— Попытайтесь вести себя прилично. Доктор Хардинг знает о вашем состоянии. Вы должны переодеться в эту сорочку.
Бумажная сорочка меня озадачила. Я решила надеть ее так, чтобы вырез оказался на спине, потому что вид моих осевших буферов наводил тоску. Я уселась на стол для осмотра и тихонько сжала свои груди.
— Я откормлю вас, дорогие мои, обещаю! — успокоила их я.
И тут раздался стук в дверь. В кабинет вошла высокая гибкая женщина.
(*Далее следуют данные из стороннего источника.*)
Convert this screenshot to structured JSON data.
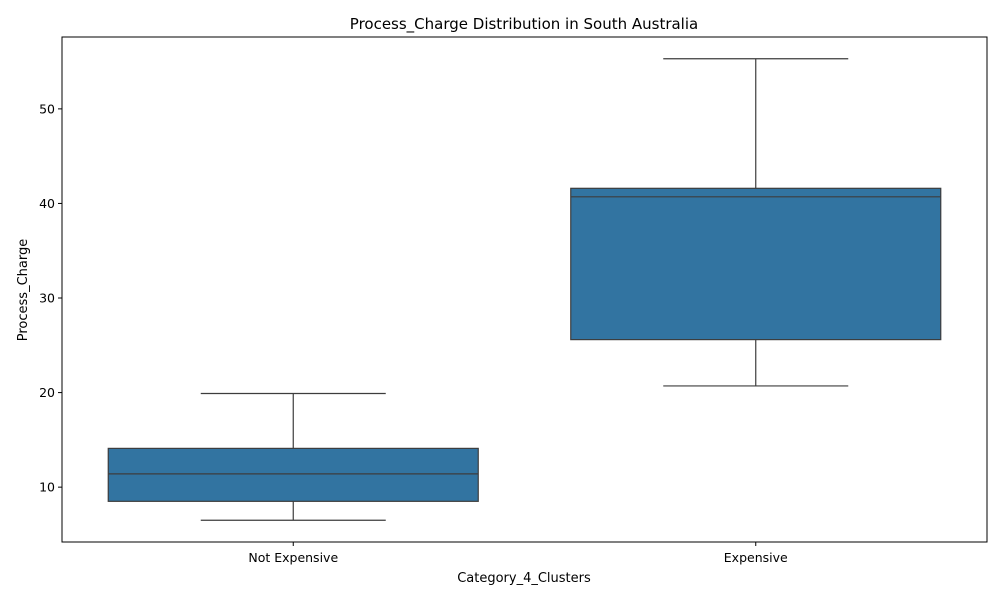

Я решила, что она врач, потому что у нее были стетоскоп и именная бирка, гласившая: «Уинифред Хардинг, доктор медицины». Судя по внешности, она была моей ровесницей, что меня несколько смутило.
Ее красота была красотой девушки, у которой всегда все было: светлые волосы, мягко струящиеся по плечам, светло-голубые глаза, чистая кожа, изящные скулы, маленький аккуратный подбородок и хороший лоб. Нос был немного длиннее, чем обычно бывает у таких милашек, именно он делал ее интересной. Она смерила меня холодным оценивающим взглядом, каким обычно смотрели девушки из женского клуба ПУ. Этот взгляд словно бы говорил: «Не дотягиваешь до нашего уровня, подруга!»
— Госпожа Де Лос Сантос, — отрывисто произнесла женщина. — Я доктор Хардинг.
— Добрый день. — Я села ровнее и перестала болтать ногами. — Мне сказали, что вы знаете о моем состоянии.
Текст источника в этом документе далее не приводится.